In terms of what the result will be for the corporation's various business units--and specifically Holliday Fenoglio Fowler, "We're in the process of looking at Holliday Fenoglio and how that process will be completed," says spokesperson Jonathan Miller. But GlobeSt.com has learned that, much as we reported in November 2002, a management buyout of the unit is still the dominant option. Left unclear by the Sydney-based firm's official statement is what will happen to the global fund. Our source says they may keep it since it was a profitable entity.
Miller says no timeframe has been decided for the exits, but that the pace has picked up since strategizing began last summer. Yet, one source has stated that, "June 30 is year end. Draw your own conclusions."
Miller also notes that Lend Lease is still working with Morgan Stanley regarding the takeover of equity business. "Over a period of time, all businesses will be exited," he adds.
"Our discussions with Morgan Stanley regarding the US Real Estate Equity Advisory business continue but are now focused on our ultimate strategic objective to exit the business over time," reported Greg Clarke, Lend Lease managing director and CEO, in the prepared statement. "Over the outcome of those discussions, we do not expect to be writing back value upon completion of any agreement with them."
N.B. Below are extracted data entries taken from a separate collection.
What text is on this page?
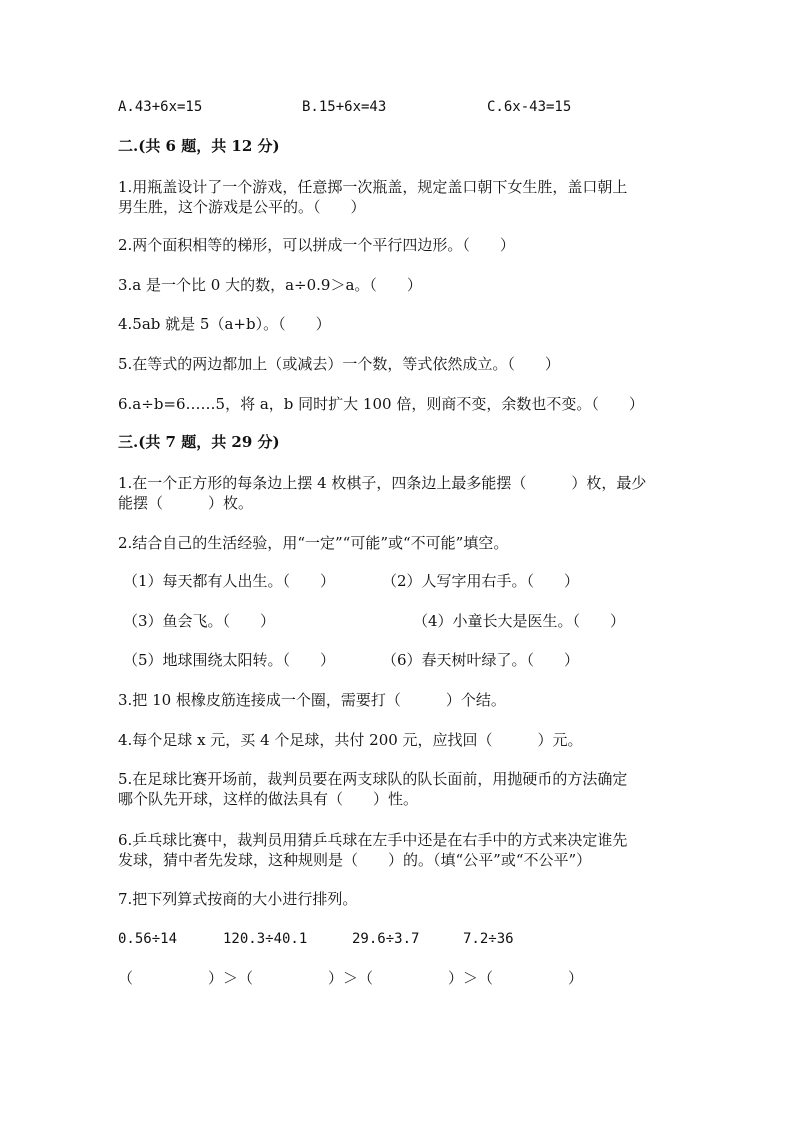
A.43+6x=15	B.15+6x=43	C.6x-43=15
二.(共 6 题，共 12 分)
1.用瓶盖设计了一个游戏，任意掷一次瓶盖，规定盖口朝下女生胜，盖口朝上
男生胜，这个游戏是公平的。（　　）
2.两个面积相等的梯形，可以拼成一个平行四边形。（　　）
3.a 是一个比 0 大的数，a÷0.9＞a。（　　）
4.5ab 就是 5（a+b）。（　　）
5.在等式的两边都加上（或减去）一个数，等式依然成立。（　　）
6.a÷b=6……5，将 a，b 同时扩大 100 倍，则商不变，余数也不变。（　　）
三.(共 7 题，共 29 分)
1.在一个正方形的每条边上摆 4 枚棋子，四条边上最多能摆（　　　）枚，最少
能摆（　　　）枚。
2.结合自己的生活经验，用“一定”“可能”或“不可能”填空。
（1）每天都有人出生。（　　）	（2）人写字用右手。（　　）
（3）鱼会飞。（　　）	（4）小童长大是医生。（　　）
（5）地球围绕太阳转。（　　）	（6）春天树叶绿了。（　　）
3.把 10 根橡皮筋连接成一个圈，需要打（　　　）个结。
4.每个足球 x 元，买 4 个足球，共付 200 元，应找回（　　　）元。
5.在足球比赛开场前，裁判员要在两支球队的队长面前，用抛硬币的方法确定
哪个队先开球，这样的做法具有（　　）性。
6.乒乓球比赛中，裁判员用猜乒乓球在左手中还是在右手中的方式来决定谁先
发球，猜中者先发球，这种规则是（　　）的。（填“公平”或“不公平”）
7.把下列算式按商的大小进行排列。
0.56÷14	120.3÷40.1	29.6÷3.7	7.2÷36
（　　　　　）＞（　　　　　）＞（　　　　　）＞（　　　　　）
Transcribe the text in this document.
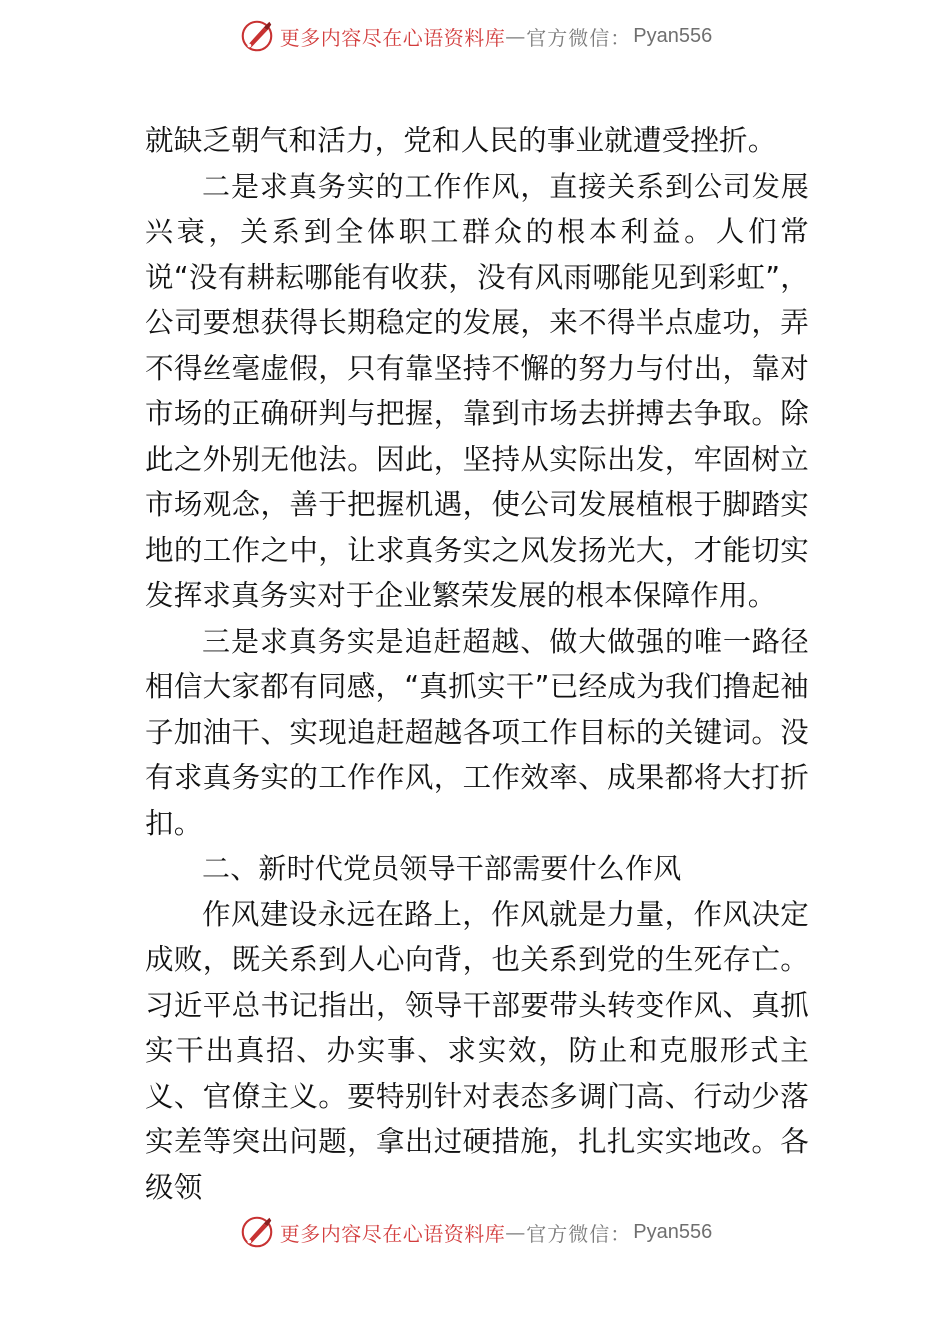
更多内容尽在心语资料库 — 官方微信： Pyan556

就缺乏朝气和活力，党和人民的事业就遭受挫折。

二是求真务实的工作作风，直接关系到公司发展兴衰，关系到全体职工群众的根本利益。人们常说“没有耕耘哪能有收获，没有风雨哪能见到彩虹”，公司要想获得长期稳定的发展，来不得半点虚功，弄不得丝毫虚假，只有靠坚持不懈的努力与付出，靠对市场的正确研判与把握，靠到市场去拼搏去争取。除此之外别无他法。因此，坚持从实际出发，牢固树立市场观念，善于把握机遇，使公司发展植根于脚踏实地的工作之中，让求真务实之风发扬光大，才能切实发挥求真务实对于企业繁荣发展的根本保障作用。

三是求真务实是追赶超越、做大做强的唯一路径相信大家都有同感，“真抓实干”已经成为我们撸起袖子加油干、实现追赶超越各项工作目标的关键词。没有求真务实的工作作风，工作效率、成果都将大打折扣。

二、新时代党员领导干部需要什么作风

作风建设永远在路上，作风就是力量，作风决定成败，既关系到人心向背，也关系到党的生死存亡。习近平总书记指出，领导干部要带头转变作风、真抓实干出真招、办实事、求实效，防止和克服形式主义、官僚主义。要特别针对表态多调门高、行动少落实差等突出问题，拿出过硬措施，扎扎实实地改。各级领

更多内容尽在心语资料库 — 官方微信： Pyan556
The announcement follows completion of a year-long review of Lend Lease's real estate investment management business strategy. That review determined a number of issues including too many disconnected businesses in the US that created complexity and dispersed management focus; virtually no synergies achievable between the US REI businesses and other parts of Lend Lease and an unacceptably poor outlook for US REI for the next few years at least.
Other factors included the lack of scale in Europe and little reward for effort--operational earnings continue to be offset by new business costs and are likely to continue to be a drag on earnings for too long.
"The essential business decisions have been made to build on our successes and deal conclusively with our failures," said Clarke. "The group's interests are best served by adopting simpler, lower-cost business strategies for each of the major markets, rather than attempting to operate a universal strategy irrespective of corporate resources, and differing market and regulatory conditions in the various regions."
Going forward, the only US operations that will remain will be Bovis Lend Lease and the firm's military housing operation (Actus). In Asia Pacific, Lend Lease will focus on real estate funds management. Bovis Lend Lease will also continue as a part of the corporation in the UK and Europe, along with its military housing, retail and urban regeneration businesses.
"The feeling is that these businesses are established and will continue to be a successful part of our real estate solutions," Miller says.
Lend Lease will take a further write-down in respect of the REI businesses up to US$300 million (Australian $462 million) after tax. This includes the US$30 million loss on the sale of CapMark and other real estate debt businesses previously announced. The write-down estimates remain subject to audit review. The company has conducted an extensive review of its dividend policy over the past six months. Given the company's continuing strong cash flow position, Lend Lease has adopted a dividend payout ratio of 60-80% from the 2003 final dividend to be paid in September. The company also announced commencement of an on-market share buyback of up to 10% of issued capital. Today, Moody's Investors Service placed a Baa2 long-term rating of Lend Lease on review for possible downgrade.